Hardcore ?
Metal ? Noise-rock ? Quelle est donc la nature profonde de la musique de KEN Mode ?
Ce n’est pas avec Null – huitième album du groupe à ce jour – que les
choses vont s’éclaircir. Pour commencer, au trio que tout le monde connait déjà
et composé des deux frères Matthewson (Jesse à la guitare et au chant, Shane à
la batterie) ainsi que Scott Hamilton (bassiste et ce depuis 2015 et trois LP,
presque un record…) s’est rajoutée une quatrième musicienne en la personne de
Kathryn Kerr, créditée au saxophone, aux synthétiseurs, au piano et aux chœurs.
Elle avait déjà joué sur le précédent disque de KEN Mode, mais
uniquement sur un titre. Maintenant c’est du temps plein. Est-ce que cela
change réellement quelque chose ?
La réponse est loin d’être tranchée. La musique du groupe se pare de ci de là de
textures sonores ombrageuses et urbaines, la pression et l’anxiété gagnent
encore en volume et on pourrait être tenté de penser que KEN Mode a ajouté une
nouvelle corde à son arc : l’indus. Mais ce serait encore trop simple. Nous
avons affaire à un groupe qui a toujours été à part, n’a cessé de se remettre
en question – l’épisode Success en 2015, un album assez différent parce
qu’enregistré avec Steve Albini et que beaucoup détestent (Albini comme Success,
ne soyons pas mesquins) alors que moi je l’apprécie malgré tout, parce qu’il
sonne comme un disque de noise-rock bien lourd et qu’il a permis au trio
d’alors de redéfinir sa musique sur l’album d’après, mon préféré pour tout
dire, le bien nommé Loved, sorte de synthèse quasi parfaite entre le
coté hardcore métallisé et le côté noise de KEN Mode.

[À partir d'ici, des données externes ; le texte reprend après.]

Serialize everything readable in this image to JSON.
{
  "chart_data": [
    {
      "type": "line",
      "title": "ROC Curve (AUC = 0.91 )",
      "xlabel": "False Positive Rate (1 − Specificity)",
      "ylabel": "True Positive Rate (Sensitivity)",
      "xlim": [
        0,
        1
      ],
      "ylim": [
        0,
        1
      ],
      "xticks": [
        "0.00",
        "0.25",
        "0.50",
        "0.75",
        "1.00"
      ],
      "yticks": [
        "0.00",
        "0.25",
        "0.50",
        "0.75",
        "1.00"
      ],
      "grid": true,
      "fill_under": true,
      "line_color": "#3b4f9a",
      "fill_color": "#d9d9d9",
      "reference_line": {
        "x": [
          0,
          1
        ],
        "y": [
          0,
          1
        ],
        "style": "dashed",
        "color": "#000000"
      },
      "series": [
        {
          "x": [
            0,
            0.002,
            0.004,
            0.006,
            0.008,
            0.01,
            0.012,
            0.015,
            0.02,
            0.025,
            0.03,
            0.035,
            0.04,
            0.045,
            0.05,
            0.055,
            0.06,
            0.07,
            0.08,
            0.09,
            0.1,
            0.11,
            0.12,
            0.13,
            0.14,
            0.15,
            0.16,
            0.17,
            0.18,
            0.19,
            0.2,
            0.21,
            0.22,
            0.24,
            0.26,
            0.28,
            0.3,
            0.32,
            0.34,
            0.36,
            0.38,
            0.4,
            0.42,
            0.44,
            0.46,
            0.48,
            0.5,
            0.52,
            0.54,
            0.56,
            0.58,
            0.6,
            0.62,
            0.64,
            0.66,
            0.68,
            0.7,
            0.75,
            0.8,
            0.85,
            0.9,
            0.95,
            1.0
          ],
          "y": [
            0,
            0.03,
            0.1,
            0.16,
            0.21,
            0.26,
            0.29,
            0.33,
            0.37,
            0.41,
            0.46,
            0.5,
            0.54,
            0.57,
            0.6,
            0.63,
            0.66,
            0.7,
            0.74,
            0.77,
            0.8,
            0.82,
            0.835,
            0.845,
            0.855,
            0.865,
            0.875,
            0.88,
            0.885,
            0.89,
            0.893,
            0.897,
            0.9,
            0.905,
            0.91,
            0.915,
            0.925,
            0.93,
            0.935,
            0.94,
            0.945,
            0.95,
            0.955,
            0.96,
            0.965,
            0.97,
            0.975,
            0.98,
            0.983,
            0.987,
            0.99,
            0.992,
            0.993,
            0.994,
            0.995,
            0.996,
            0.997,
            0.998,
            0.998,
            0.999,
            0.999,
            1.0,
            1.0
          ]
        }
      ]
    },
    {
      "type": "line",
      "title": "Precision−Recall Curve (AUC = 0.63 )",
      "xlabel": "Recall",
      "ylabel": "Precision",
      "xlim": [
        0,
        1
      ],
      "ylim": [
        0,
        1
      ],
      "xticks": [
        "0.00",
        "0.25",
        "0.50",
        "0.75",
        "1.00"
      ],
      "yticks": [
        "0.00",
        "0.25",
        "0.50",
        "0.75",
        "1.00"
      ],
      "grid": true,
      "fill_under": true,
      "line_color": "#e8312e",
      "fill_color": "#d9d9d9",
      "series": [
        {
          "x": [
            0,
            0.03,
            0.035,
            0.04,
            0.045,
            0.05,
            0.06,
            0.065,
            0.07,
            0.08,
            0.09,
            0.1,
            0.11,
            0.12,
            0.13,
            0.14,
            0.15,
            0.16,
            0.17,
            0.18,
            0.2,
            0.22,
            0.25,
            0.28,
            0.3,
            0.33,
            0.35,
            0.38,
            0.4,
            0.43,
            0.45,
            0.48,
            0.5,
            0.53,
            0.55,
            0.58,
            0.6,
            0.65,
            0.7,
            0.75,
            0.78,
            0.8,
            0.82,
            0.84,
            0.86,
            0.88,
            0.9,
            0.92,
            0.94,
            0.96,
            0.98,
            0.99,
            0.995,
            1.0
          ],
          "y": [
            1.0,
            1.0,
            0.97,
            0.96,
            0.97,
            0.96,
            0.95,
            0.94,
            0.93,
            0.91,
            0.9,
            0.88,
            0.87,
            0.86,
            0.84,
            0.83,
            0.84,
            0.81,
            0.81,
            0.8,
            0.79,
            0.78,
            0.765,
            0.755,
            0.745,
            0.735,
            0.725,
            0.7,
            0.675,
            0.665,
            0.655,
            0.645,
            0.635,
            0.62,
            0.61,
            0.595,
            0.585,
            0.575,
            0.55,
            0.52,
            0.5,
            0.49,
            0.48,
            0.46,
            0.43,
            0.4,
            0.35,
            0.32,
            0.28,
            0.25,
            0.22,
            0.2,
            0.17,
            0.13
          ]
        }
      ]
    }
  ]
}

Pour en revenir à Null, On pourra penser qu’Unresponsive sonne
trop industriel et forcément déjà un peu daté avec ses percussions métalliques
additionnelles. On pourra surtout trouver Lost Grip trop long (dix
minutes), trop maniéré darkos (ces petites notes de piano…), trop grandiloquent
(quelques passages avec chant clair d’ange déchu) et donc un rien démonstratif
ou pour le moins intentionnel : bouh, je suis malheureux, je vais mal,
j’ai envie de hurler, etc. Au-delà de sa dégaine terrorisante de T1000,
Jesse Matthewson n’a toutefois jamais fait mystère de ses difficultés
existentielles, de ses moments profondément dépressifs, de sa tentation face à
l’appel du vide. Rien de nouveau pour qui connait et suit KEN Mode
depuis des années : toute la rage, toute la violence et toute la noirceur
du groupe prennent naissance dans ce vaste bain visqueux d’émotions parfois
glauques et de sentiments contradictoires et réussir à en faire de la musique
n’est qu’une façon de les canaliser, de s’en libérer pour un temps, de les
exorciser.
Ces deux titres que l’on qualifiera d’assez étranges – Lost Grip et Unresponsive
– occupent presque toute la deuxième face de Null, à peine séparés par
les trois minutes de The Desesperate Search Of An Ennemy, une composition qui
elle renoue avec le hardcore-noise cher à KEN Mode, bien
qu’agrémentée d’un court solo de saxophone tout tordu et dont Kathryn Kerr en a le
secret. Mais Null est par essence et volontairement (?) un disque
déséquilibré. Sa première moitié est moins « expérimentale » que la
seconde, plus proche de ce à quoi le groupe nous a plus ou moins habitués depuis
des années mais elle comporte une sorte d’avertissement avec The Tie
qui préfigure Unresponsive. Plus précisément, Null est
bizarrement construit : en inversant The Die et The Desesperate
Search Of An Ennemy, l’album aurait été plus clairement délimité et coupé en
deux – une face hardcore-noise et dotée de post-convergeries et une face indus
et rampante – et chacun aurait pu y aller de son choix personnel entre le KEN
Mode qu’il préfère, celui qu’il croit si bien connaitre, et celui qu’il
découvre, désormais. Pourtant il n’y a qu’un seul KEN Mode, il n’y en
aura toujours qu’un seul, ambivalent et tourmenté. Et avec Null le message reste clair, unique et
incontournable : rien ne doit être facile ni immédiat. On ne peut qu’y
voir une nouvelle démonstration de la philosophie de vie telle que pensée et
pratiquée par le torturé Jesse Matthewson et toute sa bande de furieux.